Nowhere in the 43-page "system card" does OpenAI acknowledge this. There is no plain statement of how the model's "chain-of-thought", which they reference over and over, is actually produced. In what is presented as a technical document, they skip past the technical documentation and jump straight to describing GPT-o1 like it's a person. Not only is it "intelligent", not only does it "reason", it also has "beliefs", "intentions", and - no joke - "self-awareness"! (page 10, section 3.3.1)

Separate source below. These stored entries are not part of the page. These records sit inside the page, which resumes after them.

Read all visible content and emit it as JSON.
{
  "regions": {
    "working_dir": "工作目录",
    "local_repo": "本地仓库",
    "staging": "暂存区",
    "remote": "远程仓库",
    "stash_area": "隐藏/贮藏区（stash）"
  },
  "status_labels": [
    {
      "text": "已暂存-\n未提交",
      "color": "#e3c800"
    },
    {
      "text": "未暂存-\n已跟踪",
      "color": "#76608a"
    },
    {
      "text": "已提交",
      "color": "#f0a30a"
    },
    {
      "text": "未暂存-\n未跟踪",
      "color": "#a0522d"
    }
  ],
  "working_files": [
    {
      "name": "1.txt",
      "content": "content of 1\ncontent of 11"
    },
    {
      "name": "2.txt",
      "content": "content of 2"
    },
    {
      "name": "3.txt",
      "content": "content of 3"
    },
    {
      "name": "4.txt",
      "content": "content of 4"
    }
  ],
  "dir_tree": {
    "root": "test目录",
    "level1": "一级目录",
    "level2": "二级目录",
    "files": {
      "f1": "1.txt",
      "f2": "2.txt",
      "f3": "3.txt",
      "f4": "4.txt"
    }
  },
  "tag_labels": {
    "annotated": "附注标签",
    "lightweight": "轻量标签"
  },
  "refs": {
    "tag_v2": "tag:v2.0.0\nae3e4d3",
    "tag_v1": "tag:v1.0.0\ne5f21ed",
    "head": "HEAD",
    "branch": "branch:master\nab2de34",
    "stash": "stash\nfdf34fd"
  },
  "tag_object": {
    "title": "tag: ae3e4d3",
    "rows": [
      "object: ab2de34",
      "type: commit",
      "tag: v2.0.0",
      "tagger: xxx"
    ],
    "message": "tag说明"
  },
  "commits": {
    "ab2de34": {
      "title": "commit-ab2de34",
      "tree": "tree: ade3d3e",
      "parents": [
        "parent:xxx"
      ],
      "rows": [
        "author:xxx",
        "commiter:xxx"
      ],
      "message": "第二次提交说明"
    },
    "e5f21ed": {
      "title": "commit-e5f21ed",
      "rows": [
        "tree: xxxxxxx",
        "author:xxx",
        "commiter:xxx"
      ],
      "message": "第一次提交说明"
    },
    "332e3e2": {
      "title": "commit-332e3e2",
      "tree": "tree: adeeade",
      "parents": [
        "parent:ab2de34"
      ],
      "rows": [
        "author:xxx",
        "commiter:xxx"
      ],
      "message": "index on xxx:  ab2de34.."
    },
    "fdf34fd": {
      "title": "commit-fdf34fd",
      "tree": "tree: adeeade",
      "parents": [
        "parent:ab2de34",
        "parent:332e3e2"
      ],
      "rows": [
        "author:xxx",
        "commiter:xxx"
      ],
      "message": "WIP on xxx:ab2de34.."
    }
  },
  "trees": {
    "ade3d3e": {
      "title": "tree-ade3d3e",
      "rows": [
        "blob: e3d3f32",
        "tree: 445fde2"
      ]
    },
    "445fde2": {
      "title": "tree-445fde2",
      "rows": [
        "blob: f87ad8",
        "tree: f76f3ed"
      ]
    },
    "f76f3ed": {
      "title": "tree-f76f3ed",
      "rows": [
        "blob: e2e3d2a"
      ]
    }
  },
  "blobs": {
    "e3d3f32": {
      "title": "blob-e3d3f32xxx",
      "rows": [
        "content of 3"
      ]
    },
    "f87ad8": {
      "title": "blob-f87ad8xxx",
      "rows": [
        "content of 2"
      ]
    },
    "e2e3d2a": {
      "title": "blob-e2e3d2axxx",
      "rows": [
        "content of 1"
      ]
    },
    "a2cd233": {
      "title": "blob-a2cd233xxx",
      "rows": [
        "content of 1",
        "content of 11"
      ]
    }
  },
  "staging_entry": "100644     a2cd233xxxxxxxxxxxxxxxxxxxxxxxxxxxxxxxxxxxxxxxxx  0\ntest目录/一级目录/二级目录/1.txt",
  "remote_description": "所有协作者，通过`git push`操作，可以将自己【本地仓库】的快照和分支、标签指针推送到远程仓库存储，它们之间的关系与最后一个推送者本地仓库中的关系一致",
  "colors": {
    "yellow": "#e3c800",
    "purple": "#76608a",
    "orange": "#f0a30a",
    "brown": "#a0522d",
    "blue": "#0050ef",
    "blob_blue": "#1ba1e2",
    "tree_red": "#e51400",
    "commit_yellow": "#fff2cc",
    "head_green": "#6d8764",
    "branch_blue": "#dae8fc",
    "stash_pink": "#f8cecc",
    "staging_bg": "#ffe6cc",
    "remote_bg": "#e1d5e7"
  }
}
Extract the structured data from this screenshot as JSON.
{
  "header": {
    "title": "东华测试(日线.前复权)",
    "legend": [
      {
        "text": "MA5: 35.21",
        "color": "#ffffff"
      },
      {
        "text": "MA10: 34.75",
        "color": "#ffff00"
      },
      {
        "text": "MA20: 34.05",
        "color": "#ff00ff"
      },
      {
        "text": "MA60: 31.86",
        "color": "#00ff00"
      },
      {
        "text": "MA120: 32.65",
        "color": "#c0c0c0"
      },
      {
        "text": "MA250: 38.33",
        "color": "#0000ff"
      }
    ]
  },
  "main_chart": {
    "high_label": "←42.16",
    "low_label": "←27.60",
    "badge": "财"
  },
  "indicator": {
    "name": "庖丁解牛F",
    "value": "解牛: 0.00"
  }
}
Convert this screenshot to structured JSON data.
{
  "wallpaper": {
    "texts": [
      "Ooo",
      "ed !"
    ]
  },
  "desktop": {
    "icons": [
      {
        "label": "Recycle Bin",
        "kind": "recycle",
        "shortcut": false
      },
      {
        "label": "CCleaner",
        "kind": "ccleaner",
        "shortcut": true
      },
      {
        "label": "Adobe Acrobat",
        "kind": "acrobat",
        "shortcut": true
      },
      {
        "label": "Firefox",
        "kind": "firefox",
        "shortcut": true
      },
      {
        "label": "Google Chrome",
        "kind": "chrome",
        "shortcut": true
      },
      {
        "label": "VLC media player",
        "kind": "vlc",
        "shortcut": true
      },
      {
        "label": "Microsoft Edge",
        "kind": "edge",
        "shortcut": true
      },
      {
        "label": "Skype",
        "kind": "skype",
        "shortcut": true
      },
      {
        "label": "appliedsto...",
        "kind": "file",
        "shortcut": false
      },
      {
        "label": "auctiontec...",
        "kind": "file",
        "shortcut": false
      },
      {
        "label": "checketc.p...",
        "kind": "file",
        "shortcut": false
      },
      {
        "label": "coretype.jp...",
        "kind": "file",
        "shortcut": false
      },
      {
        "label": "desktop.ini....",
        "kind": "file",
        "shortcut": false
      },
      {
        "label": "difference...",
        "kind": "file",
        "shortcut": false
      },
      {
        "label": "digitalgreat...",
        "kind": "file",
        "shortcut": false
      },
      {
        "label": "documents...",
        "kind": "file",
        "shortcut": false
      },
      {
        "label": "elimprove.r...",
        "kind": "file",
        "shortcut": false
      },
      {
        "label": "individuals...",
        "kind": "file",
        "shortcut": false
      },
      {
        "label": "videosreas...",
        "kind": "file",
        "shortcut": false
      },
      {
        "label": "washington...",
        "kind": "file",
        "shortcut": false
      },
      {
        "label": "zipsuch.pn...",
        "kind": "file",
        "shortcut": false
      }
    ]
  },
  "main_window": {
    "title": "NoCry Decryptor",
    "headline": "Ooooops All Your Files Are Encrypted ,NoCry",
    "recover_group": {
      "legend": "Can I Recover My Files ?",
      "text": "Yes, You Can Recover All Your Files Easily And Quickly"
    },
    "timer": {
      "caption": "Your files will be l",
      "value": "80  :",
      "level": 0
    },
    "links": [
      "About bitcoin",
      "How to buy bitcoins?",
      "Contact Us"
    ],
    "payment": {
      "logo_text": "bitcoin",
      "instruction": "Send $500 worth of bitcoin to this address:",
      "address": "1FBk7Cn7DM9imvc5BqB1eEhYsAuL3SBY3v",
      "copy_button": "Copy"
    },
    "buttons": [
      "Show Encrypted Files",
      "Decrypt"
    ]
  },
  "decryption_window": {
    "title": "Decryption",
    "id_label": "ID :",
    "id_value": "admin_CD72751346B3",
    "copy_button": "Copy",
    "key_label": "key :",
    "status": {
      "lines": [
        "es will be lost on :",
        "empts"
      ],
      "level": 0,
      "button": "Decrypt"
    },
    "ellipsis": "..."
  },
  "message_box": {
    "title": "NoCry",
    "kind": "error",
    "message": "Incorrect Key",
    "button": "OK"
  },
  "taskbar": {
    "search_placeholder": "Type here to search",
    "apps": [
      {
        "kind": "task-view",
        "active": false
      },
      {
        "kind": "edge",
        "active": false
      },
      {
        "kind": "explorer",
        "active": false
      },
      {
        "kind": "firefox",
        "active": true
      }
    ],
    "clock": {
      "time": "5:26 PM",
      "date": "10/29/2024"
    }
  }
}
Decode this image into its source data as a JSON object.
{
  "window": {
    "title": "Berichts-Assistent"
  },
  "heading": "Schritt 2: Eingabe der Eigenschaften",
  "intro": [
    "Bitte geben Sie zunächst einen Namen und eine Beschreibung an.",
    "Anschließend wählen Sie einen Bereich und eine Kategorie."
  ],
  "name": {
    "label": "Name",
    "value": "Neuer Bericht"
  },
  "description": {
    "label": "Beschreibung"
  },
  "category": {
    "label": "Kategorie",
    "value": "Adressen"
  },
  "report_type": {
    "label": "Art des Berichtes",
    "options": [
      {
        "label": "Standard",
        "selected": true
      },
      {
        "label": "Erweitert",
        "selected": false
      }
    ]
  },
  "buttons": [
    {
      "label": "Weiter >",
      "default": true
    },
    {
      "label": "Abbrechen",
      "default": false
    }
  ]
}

I think this fits in well with your recent post about AGI as religion. It's probably easier to conflate human thinking and LLM "thinking" for those who believe the LLM is a precursor to AGI. For me, reading documents from OpenAI's website is like reading theology - it's tough to know what to take at face value. Do the people who write these documents genuinely believe that GPT-o1 is sharing with them its inner thoughts? Or, are they just being very liberal with their metaphors? Do they genuinely believe that the "reasoning abilities" of LLMs can be measured using instruments designed to measure human reasoning? Because this is what they report in the system card, and they don't address any of the criticism they got for doing the same thing in the GPT-4 system card. Do they genuinely believe that when chain-of-thought text contradicts output text, they are observing "deception"? Considering they distinguish "intentional" from "unintentional" chatbot deception, it sounds like they do.
Anyway, thanks as always for sharing your insights, they are a breath of fresh air.
Really resonated with that last comment from the post. I think kahneman with his work shows that when we are thinking we are doing system 2 thinking, it is just system 1 thinking masked as system 2 via our congnitive biases.